TOP 3… 2… 1.💥 Atomic Album Art ☢️ Best Atomic Blast Album Covers of the 1950s 60s & 70s.

by Thelen Creative
   

     

 

 

 

 

 

 

      Keeping with the #Oppenheimer vibe, I recently pulled a handful of albums from our record collection with #albumArt featuring atomic #explosions. Bellow are three #atomic classics representing the best of the 1950s, 60s, and 70s.

#3 - Jefferson Airplane, Crown of Creation (1968) -The cloud on the cover is not the only mushroom-influenced element of this psychedelic album on Victor RCA by San Francisco’s preeminent acid rock band, Jefferson Airplane. The cover image has often been misattributed to the Hiroshima bombing (including on the album credits). The front image photo was taken at a series of atomic tests held in the Nevada desert during the summer and fall of 1957, known as “Operation Plumbbob.” The specific image used for the album was from the “Fizeau” detention in September and was provided by the United States Air Force. A psychedelic photo of the Jefferson Airplane is fittingly superimposed onto the mushroom cloud high off the ground. The album was released in August of 1968 at the height of the Vietnam War and two months after the assignation of presidential hopeful Robert F. Kennedy, Sr.
#2 - KISS, The Originals (1976) - Nothing says rock and roll like a nuclear blast. No other band is known for their explosions and pyrotechnics like the rock group KISS. The cover of their 1976 three-vinyl album The Originals features the faces of the four group members transposed within an image of a nuclear explosion. The album combined KISS’s first three studio albums and was prophetically promoted as “the albums that touched off a Rock & Roll explosion.” Casablanca Records had just released KISS’s now famed Destroyer album four months prior, and when The Originals hit record store bins, the band’s status as rock and roll stars exploded.

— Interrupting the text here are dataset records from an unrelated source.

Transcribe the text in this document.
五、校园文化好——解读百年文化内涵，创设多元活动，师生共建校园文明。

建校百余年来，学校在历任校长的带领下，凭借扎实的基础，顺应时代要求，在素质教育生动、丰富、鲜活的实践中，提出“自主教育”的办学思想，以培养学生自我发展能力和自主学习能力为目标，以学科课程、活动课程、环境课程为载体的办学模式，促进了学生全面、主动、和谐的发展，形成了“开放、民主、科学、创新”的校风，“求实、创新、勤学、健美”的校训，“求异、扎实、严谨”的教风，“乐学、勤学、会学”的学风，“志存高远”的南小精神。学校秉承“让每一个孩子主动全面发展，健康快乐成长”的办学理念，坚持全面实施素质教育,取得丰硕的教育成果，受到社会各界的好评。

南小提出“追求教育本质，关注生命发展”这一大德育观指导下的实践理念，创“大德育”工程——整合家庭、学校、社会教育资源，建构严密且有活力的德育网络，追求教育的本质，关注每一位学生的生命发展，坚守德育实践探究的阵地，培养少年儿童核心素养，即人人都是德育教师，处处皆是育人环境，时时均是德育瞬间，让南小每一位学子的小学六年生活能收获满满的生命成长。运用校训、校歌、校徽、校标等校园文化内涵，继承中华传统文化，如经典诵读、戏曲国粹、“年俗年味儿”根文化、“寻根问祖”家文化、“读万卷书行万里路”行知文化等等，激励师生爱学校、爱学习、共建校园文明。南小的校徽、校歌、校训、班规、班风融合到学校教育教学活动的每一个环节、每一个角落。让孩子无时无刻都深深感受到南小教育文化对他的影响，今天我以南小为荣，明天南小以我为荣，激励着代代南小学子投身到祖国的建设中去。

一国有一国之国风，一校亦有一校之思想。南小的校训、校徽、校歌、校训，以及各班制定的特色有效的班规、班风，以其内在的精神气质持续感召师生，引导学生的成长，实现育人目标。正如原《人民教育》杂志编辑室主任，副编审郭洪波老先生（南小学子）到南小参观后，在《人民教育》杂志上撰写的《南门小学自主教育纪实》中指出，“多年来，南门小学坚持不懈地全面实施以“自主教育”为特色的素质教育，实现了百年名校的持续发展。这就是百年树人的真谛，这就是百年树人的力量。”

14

#1 - Count Basie, Basie (1958) - Released in March of 1958 on Roulette Records by the King of Swing, this album is as great as the brilliance of its’ cover. Influenced by the period, the album cover photo was also taken at the atomic test “Operation Plumbbob” held in the Nevada desert during the summer of 1957. A true atomic age recording! This album was Basie’s third studio release as a solo artist and is known by three different titles; Basie, The Atomic Mr. Basie, and the stereo release version E=MC2. The album itself ranks in the top 25 of the 1950s greatest overall and is a must-have for any atomic record collection.